Furthermore, performance characteristics are still not known and seroprevalence has been shown to be "highly variable" even within different parts of the same city. If a test with 95% specificity was used in a population with true seroprevalence of 5%, almost half of the positive results would be false, the agency noted.
"At best, the use of serologic testing for a back-to-work strategy would likely benefit fewer than 10% of the population currently," the document concluded.
The CDC called for a political consensus on top of scientific data to define the role of serological testing as part of business reopening plans.
"Consensus is also needed on a plan for how to provide documentation of that immunity, be it through federal- or state-based immunity registries, digital proof-of-immunity, or physical documentation such as 'immunity certificates,' " the document stated.
In light of the interest in antibody testing, the CDC is working with other government agencies to evaluate assays, while tracking seroprevalence nationally.
Robust testing plans
The guidance for reopening daycares, schools, and businesses advises checking temperature and symptoms upon entry.
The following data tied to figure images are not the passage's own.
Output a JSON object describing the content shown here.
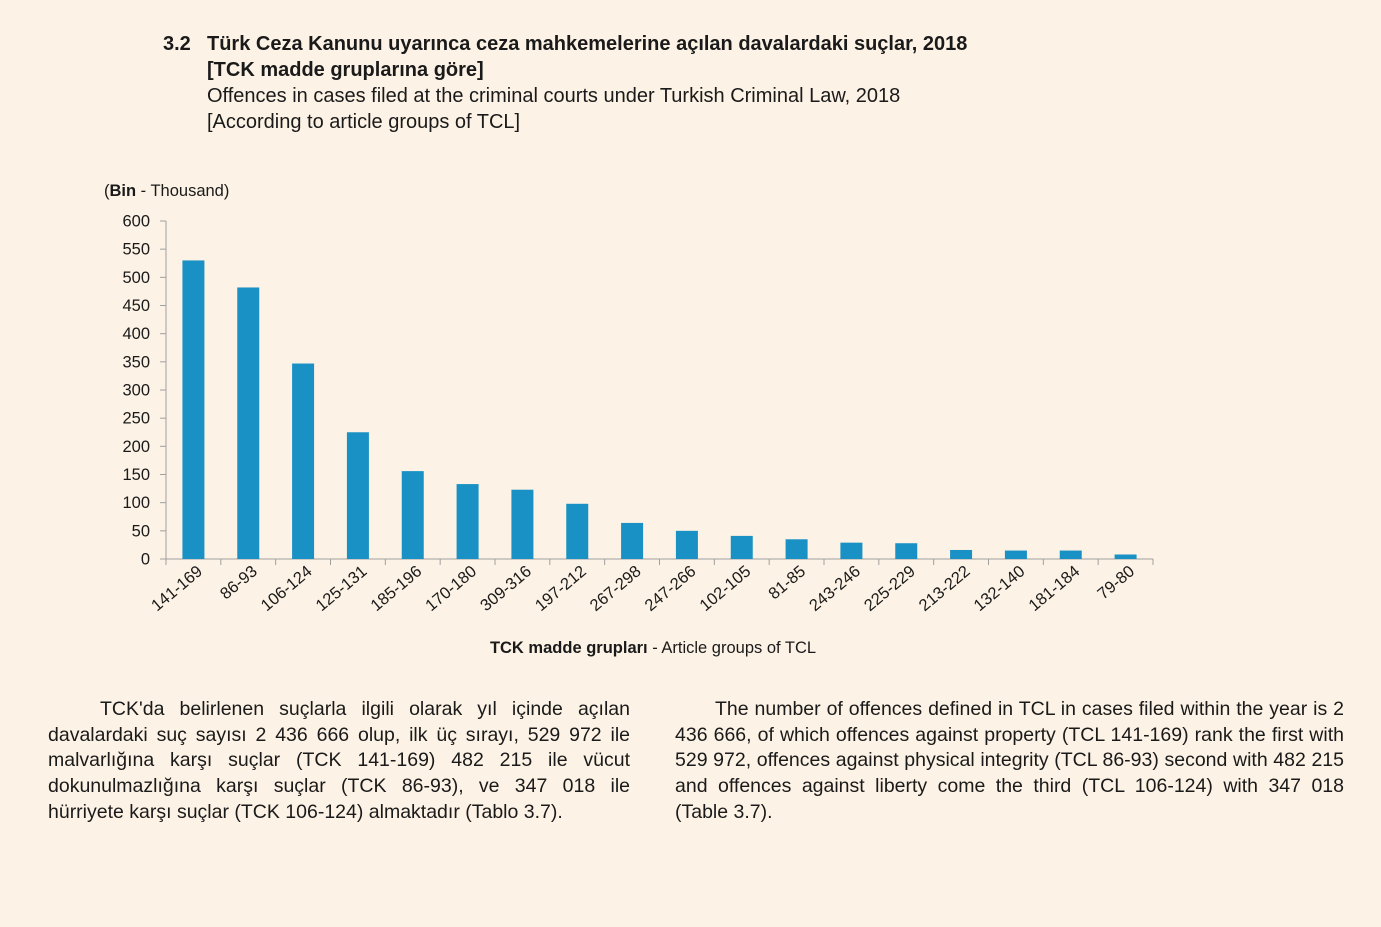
{
  "heading": {
    "number": "3.2",
    "title_tr_line1": "Türk Ceza Kanunu uyarınca ceza mahkemelerine açılan davalardaki suçlar, 2018",
    "title_tr_line2": "[TCK madde gruplarına göre]",
    "title_en_line1": "Offences in cases filed at the criminal courts under Turkish Criminal Law, 2018",
    "title_en_line2": "[According to article groups of TCL]"
  },
  "chart_data": {
    "type": "bar",
    "ylabel_bold": "Bin",
    "ylabel_rest": " - Thousand)",
    "ylabel_open": "(",
    "xlabel_bold": "TCK madde grupları",
    "xlabel_rest": " - Article groups of TCL",
    "categories": [
      "141-169",
      "86-93",
      "106-124",
      "125-131",
      "185-196",
      "170-180",
      "309-316",
      "197-212",
      "267-298",
      "247-266",
      "102-105",
      "81-85",
      "243-246",
      "225-229",
      "213-222",
      "132-140",
      "181-184",
      "79-80"
    ],
    "values": [
      530,
      482,
      347,
      225,
      156,
      133,
      123,
      98,
      64,
      50,
      41,
      35,
      29,
      28,
      16,
      15,
      15,
      8
    ],
    "ylim": [
      0,
      600
    ],
    "yticks": [
      0,
      50,
      100,
      150,
      200,
      250,
      300,
      350,
      400,
      450,
      500,
      550,
      600
    ],
    "bar_color": "#1a91c5",
    "axis_color": "#a0a0a0",
    "grid": false
  },
  "text": {
    "tr": "TCK'da belirlenen suçlarla ilgili olarak yıl içinde açılan davalardaki suç sayısı 2 436 666 olup, ilk üç sırayı, 529 972 ile malvarlığına karşı suçlar (TCK 141-169) 482 215 ile vücut dokunulmazlığına karşı suçlar (TCK 86-93),  ve 347 018 ile hürriyete karşı suçlar (TCK 106-124) almaktadır (Tablo 3.7).",
    "en": "The number of offences defined in TCL in cases filed within the year is 2 436 666, of which offences against property  (TCL 141-169) rank the first with 529 972, offences against physical integrity (TCL 86-93) second with 482 215 and offences against liberty come the third (TCL 106-124) with 347 018 (Table 3.7)."
  }
}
The agency is advising periodic molecular diagnostic testing and sentinel surveillance for residents and staff in long-term care facilities "to detect outbreaks early in this setting, where devastating outbreaks are known to occur and to be associated with high rates of asymptomatic infection."
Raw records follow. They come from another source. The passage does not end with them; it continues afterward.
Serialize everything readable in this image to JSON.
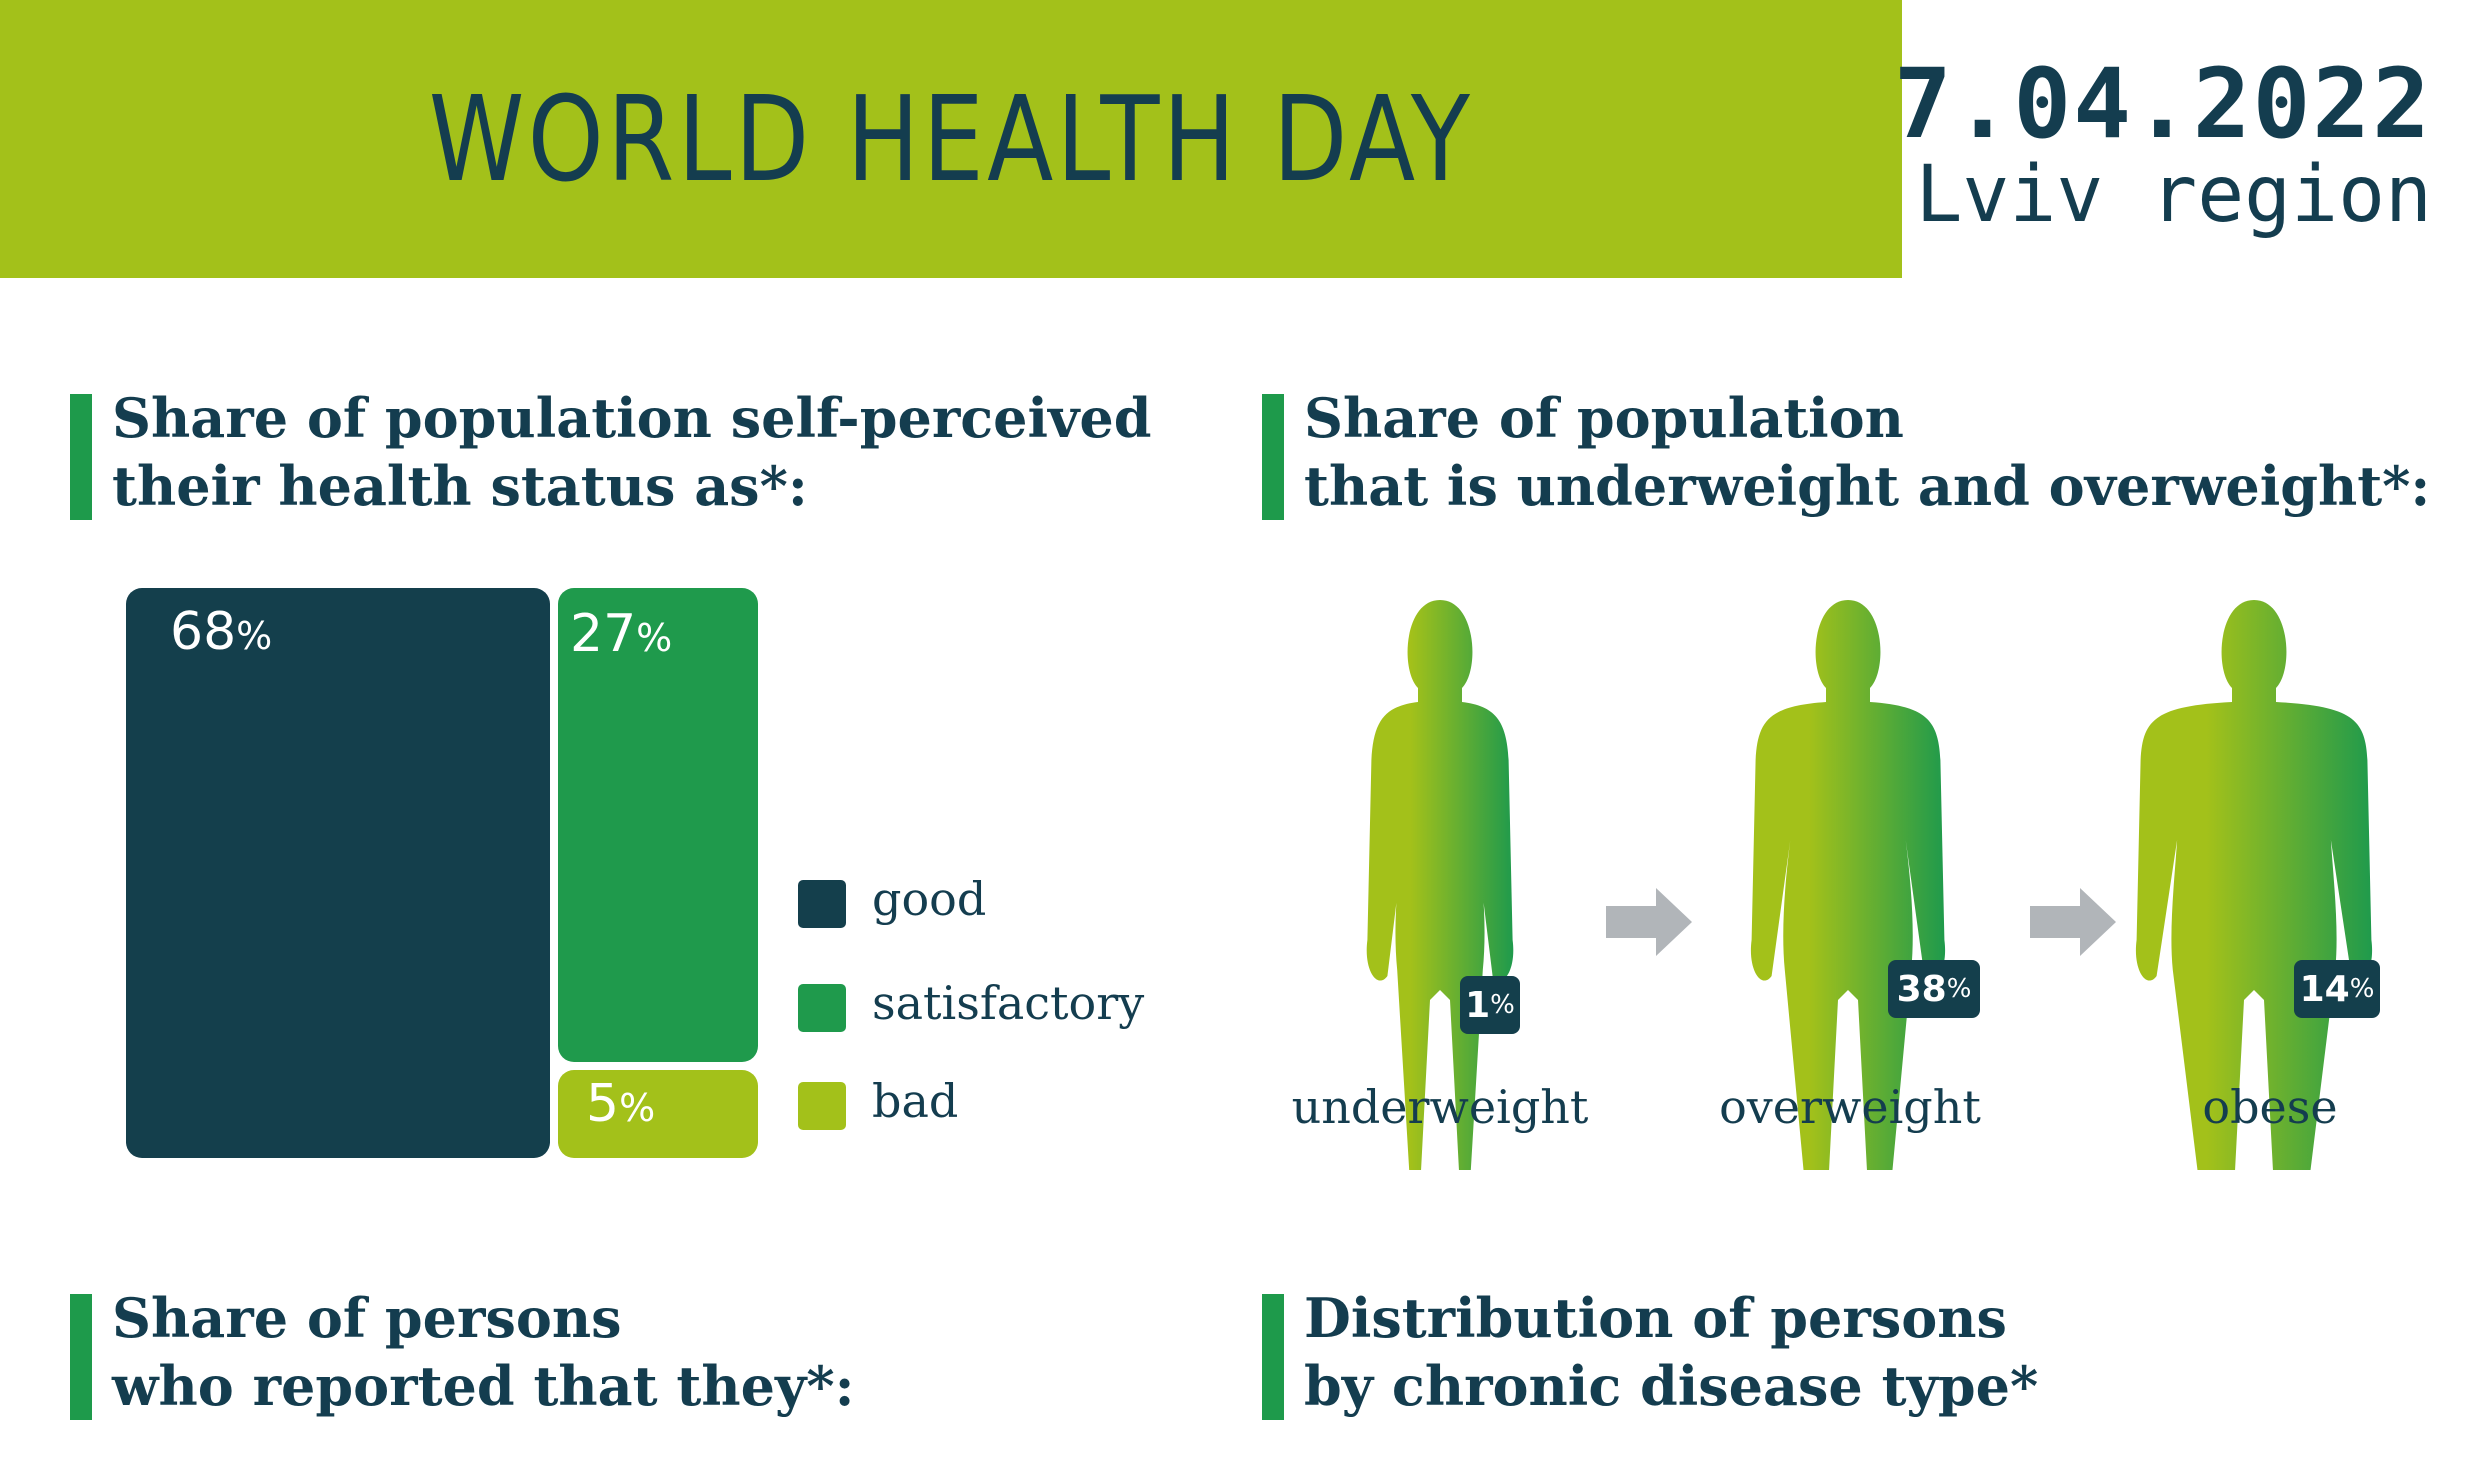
{
  "header": {
    "title": "WORLD HEALTH DAY",
    "date": "7.04.2022",
    "region": "Lviv region"
  },
  "sections": {
    "health_status": {
      "title_line1": "Share of population self-perceived",
      "title_line2": "their health status as*:"
    },
    "weight": {
      "title_line1": "Share of population",
      "title_line2": "that is underweight and overweight*:"
    },
    "reported": {
      "title_line1": "Share of persons",
      "title_line2": "who reported that they*:"
    },
    "chronic": {
      "title_line1": "Distribution of persons",
      "title_line2": "by chronic disease type*"
    }
  },
  "chart_data": [
    {
      "type": "treemap",
      "categories": [
        "good",
        "satisfactory",
        "bad"
      ],
      "values": [
        68,
        27,
        5
      ],
      "value_labels": [
        "68",
        "27",
        "5"
      ],
      "unit": "%",
      "colors": [
        "#143f4c",
        "#1f9a4c",
        "#a3c11a"
      ],
      "legend_position": "right"
    },
    {
      "type": "pictogram",
      "categories": [
        "underweight",
        "overweight",
        "obese"
      ],
      "values": [
        1,
        38,
        14
      ],
      "value_labels": [
        "1",
        "38",
        "14"
      ],
      "unit": "%",
      "colors": [
        "#a3c11a",
        "#1f9a4c"
      ],
      "badge_color": "#143f4c",
      "arrow_color": "#b1b5b9"
    }
  ]
}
The government has set criteria defining robust diagnostic testing by phase of reopening. A low rate of positive results suggests that enough testing is being conducted.
|Guidance on robust testing/test availability during phases of reopening
|Percentage of positive tests
|Median time from test order to result
|< 20% for 14 days
|< 4 days
|< 15% for 14 days
|< 3 days
|< 10% for 14 days
|< 2 days
During a May 11 press briefing, White House coronavirus task force officials said that the positive rate in many states was lower than 10%, which supports reopening. Furthermore, they said that the government had taken steps to ensure the supply of swabs and other supplies.
The American Association of Clinical Chemistry (AACC) is among the professional organizations that have flagged shortages of supplies as a barrier to ramping up testing to support reopening. In a statement provided on May 20 to LabPulse.com, the AACC noted that on average, 366,278 diagnostic tests per day had been conducted in the prior week, according to the COVID Tracking Project. That comes pretty close to the 400,000 tests per day of current U.S. capacity estimated by the White House recently, but it still falls short, AACC President Carmen Wiley, PhD, commented. Researchers from Harvard's Global Health Institute estimate that 900,000 tests are needed to prevent a second wave of the coronavirus, Wiley noted.
"Supply shortages continue to play a role in the U.S.'s inability to ramp up to full testing capacity," Wiley added. "While these shortages have improved, many states are still reporting a lack of personal protective equipment, nasal swabs, reagents, and in some cases test kits."
The Association of Public Health Laboratories commented that testing has been increasing on a weekly basis and that it is not hearing as much concern about supply chain issues.
The American Clinical Laboratory Association cited concerns about specimen collection among its members, as many physician offices and urgent care centers are closed and alternate sites are used for collection. Restrictive or vague testing guidelines, which vary by state, can also limit access to testing, a spokesperson said.
According to the COVID Tracking Project, in the U.S. as of May 20, more than 12.6 million tests had been conducted overall in the U.S., with more than 1.5 million positive cases and 87,000 deaths. Globally, more than 4.7 million cases had been confirmed, with more than 318,000 deaths, according to the World Health Organization.